Graça Freitas não põe de lado a hipótese de Portugal ser obrigado a mais um confinamento caso apareça uma nova variante, mais agressiva e resistente às vacinas. Este é mesmo um dos cenários previstos no Plano Referencial Outono-Inverno 2021-2022.

"O primeiro cenário é o que vivemos, perfeitamente estável, o segundo é aquele em que a efetividade da vacina começa a cair, havendo a necessidade de fazer reforços para aumentar a proteção da população, é o que estamos a fazer agora com os maiores de 65 anos, e o terceiro, o pior, é aquele em que apareceria uma nova variante, mais agressiva, com capacidade de escapar ao nosso sistema imunitário. Portanto, estas três realidades têm de estar sempre presentes até que o vírus termine o seu percurso entre nós", explicou Graça Freitas em entrevista ao Diário de Notícias.

O principal objetivo deste plano preventivo é, mais do que conter a infeção, evitar os casos de doença grave. Uma nova variante que escape à imunidade garantida, até agora, pela vacinação vai aumentar o número de internamentos e, por sua vez, a taxa de letalidade.

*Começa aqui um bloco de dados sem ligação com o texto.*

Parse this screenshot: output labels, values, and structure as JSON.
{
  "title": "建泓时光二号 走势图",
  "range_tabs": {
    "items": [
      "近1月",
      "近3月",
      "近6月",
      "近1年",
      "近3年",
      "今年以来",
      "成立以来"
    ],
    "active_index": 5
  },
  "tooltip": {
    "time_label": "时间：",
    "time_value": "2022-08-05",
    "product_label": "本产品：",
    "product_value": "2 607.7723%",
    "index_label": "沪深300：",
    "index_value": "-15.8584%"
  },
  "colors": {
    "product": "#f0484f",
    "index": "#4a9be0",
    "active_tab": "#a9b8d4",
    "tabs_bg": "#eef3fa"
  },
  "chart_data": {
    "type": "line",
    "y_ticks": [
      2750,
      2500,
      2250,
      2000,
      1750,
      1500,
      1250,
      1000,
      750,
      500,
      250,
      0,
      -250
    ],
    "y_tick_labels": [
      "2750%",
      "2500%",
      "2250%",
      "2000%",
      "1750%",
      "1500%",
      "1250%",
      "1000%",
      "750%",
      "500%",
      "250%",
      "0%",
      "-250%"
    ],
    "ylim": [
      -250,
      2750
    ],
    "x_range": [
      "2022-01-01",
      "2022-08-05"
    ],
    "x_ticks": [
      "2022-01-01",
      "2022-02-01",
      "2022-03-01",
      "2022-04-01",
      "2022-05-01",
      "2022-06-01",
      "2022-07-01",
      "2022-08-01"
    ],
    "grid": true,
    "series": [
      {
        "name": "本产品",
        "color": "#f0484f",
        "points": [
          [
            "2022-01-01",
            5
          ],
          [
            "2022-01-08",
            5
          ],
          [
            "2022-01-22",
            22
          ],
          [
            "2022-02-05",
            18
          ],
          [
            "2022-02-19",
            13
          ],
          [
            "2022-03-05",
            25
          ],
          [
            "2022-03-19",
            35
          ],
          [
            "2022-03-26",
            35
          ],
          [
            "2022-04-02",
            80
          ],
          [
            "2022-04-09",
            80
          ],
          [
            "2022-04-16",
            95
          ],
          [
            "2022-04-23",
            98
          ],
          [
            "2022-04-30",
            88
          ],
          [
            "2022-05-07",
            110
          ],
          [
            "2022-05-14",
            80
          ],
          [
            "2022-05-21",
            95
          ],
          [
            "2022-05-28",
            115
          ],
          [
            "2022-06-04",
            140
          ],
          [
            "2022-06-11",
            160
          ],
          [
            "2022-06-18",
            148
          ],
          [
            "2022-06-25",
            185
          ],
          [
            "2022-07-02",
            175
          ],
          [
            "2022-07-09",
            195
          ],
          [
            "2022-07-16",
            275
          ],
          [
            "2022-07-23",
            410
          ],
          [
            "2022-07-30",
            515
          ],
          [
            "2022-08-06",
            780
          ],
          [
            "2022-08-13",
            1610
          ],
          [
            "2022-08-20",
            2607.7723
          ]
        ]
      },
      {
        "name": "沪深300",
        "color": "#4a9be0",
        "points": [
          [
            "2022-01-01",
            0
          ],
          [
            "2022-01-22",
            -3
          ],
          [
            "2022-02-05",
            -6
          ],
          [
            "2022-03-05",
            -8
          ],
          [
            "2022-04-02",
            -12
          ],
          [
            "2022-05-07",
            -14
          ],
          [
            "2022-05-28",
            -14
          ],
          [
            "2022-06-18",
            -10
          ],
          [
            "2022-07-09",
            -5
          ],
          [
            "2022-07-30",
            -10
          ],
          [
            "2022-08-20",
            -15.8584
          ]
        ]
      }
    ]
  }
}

"E este cenário preocupa-nos, porque pode resultar num retrocesso. Em última análise pode levar-nos de novo a confinamentos seletivos ou generalizados, que é ao que estamos a assistir em alguns países", sublinha a diretora-geral da Saúde.

Mesmo que este inverno seja calmo, com Portugal a conseguir conter a transmissão e a gravidade da doença, a diretora-geral da Saúde alerta que ainda não estaremos a salvo do vírus. Tudo depende da imunidade das vacinas, que ainda não se conhece profundamente.

"Não sei se vamos voltar aos confinamentos, o que sei é que as pandemias têm características próprias. (...) No fundo, vamos jogar com todas as armas que já temos e com as medidas que conhecemos, como a proteção individual, a deteção precoce dos casos, a testagem em massa, o isolamento profilático. Vamos fazer tudo o que é necessário fazer, de acordo com o que já aprendemos, mas de forma diferente, doseando melhor as ações e as medidas", acrescentou Graça Freitas.